Be sensible and don’t measure the temperature right beneath a light globe. When you are taking readings for temperature, be sure that you are holding the thermometer in the shade. The heat that is being emitted from the globe is not the same as the temperature of the air in your grow room. The reading you are looking for is of the air in your grow room.
Having said that, be mindful of exactly where your light bulb is. If it is too close to your plants, it can burn the top of your plant! While the temperature in the shade might be ideal, a bulb that is almost touching the top of your plant is definitely going to cause some damage.
Different parts of the grow cycle
As mentioned earlier, when your plants are younger, they can enjoy a slightly cooler temperature. You will need to change the temperature when they enter the vegetative state as well as managing the night time temperatures. In most growing operations you won’t have to add a heating element during the night, because heat will continue to be emitted from the globes.
- Seedling temperature: 20 – 25°C (68 – 77°F)
- Vegetative and Post vegetative temperature: 25 – 28°C (77 – 82°F), but ideally, 26°C
- Ideal night time temperature: About 5 °C (41 °F) lower than the chosen daylight temperature. 7 – 22°C (62 – 72°F)
For higher temperatures than this, there needs to be a great deal of air flow in the grow room to avoid burning.
Adding elements to control the temperature
Your grow room should already be equipped with lights, an extractor fan and some regular swivel fans that you probably have in your living room.

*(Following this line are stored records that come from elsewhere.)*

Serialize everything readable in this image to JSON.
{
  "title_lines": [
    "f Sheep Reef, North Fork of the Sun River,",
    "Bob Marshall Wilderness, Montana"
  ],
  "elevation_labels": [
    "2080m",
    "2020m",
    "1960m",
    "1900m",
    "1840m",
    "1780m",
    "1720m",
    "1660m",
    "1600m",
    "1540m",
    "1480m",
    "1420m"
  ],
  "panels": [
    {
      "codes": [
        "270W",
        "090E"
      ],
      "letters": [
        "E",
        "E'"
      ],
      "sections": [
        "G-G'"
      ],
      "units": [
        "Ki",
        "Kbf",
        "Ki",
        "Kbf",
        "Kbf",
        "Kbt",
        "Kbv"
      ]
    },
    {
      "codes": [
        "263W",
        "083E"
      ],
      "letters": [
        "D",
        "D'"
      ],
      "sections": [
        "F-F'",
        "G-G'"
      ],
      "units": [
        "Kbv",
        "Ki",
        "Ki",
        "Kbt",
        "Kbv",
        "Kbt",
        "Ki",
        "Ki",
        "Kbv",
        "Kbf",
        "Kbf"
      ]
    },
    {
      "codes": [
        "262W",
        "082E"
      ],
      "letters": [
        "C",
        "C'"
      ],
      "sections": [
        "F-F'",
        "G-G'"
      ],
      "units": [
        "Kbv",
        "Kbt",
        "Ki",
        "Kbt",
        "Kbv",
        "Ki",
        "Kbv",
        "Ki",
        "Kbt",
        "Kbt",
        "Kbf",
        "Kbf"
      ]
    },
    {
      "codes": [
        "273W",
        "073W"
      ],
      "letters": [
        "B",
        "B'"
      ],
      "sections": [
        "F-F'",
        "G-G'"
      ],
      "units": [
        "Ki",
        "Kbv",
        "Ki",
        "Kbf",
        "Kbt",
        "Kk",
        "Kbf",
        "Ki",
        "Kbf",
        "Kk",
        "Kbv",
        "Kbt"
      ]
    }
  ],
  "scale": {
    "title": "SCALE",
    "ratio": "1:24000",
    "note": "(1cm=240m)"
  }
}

The lights are going to act as the sun, providing the heat for your grow room. Most of the lighting used by growers produces a lot of heat in order to provide sufficient light, and for this reason you need an extractor fan to lower the temperature. If you are using fluorescent lighting, then you don’t confront as big a problem when it comes to temperature control.
An extractor fan is a device that sucks all of the hot air out of your grow room and sucks in fresh clean air from outside. It is imperative that every grow room is equipped with one. You can add other parts to it to deal with the pungent aroma, such as a carbon filter, but for the purpose of temperature it is not necessary.
The size of your extractor fan will be directly relative to the number of watts you have blaring in your grow room: Take the number of watts of your globes and half it. That is the size of your extractor fan in cubic meters.
For the dispersion of heat evenly around your grow room, you can use the swivel fan. You might only need one or two, depending on the size of your growing operation. Measuring the temperature in and around your grow room will give you an indication of exactly where they need to be.
Temperature during drying and curing
The temperature of your grow room has the potential to affect many things, including the humidity, the colour of the buds and leaves and the way the plants grow. However, another time to pay attention to temperature is when you are drying and curing your plants.
Temperature is key to maintaining ideal humidity levels during the drying and curing process, which is extremely important when it comes to producing the finest quality bud. During the first three days of drying, maintain a relative humidity of 45-50%, and then increase it back to 60%. This will slow the drying process down again until it is perfect. You can also lower the temperature (about 18°C) to slow down the drying process.
Temperature plays an important role from the very beginning of the growth cycle right until the very end when you are drying and curing!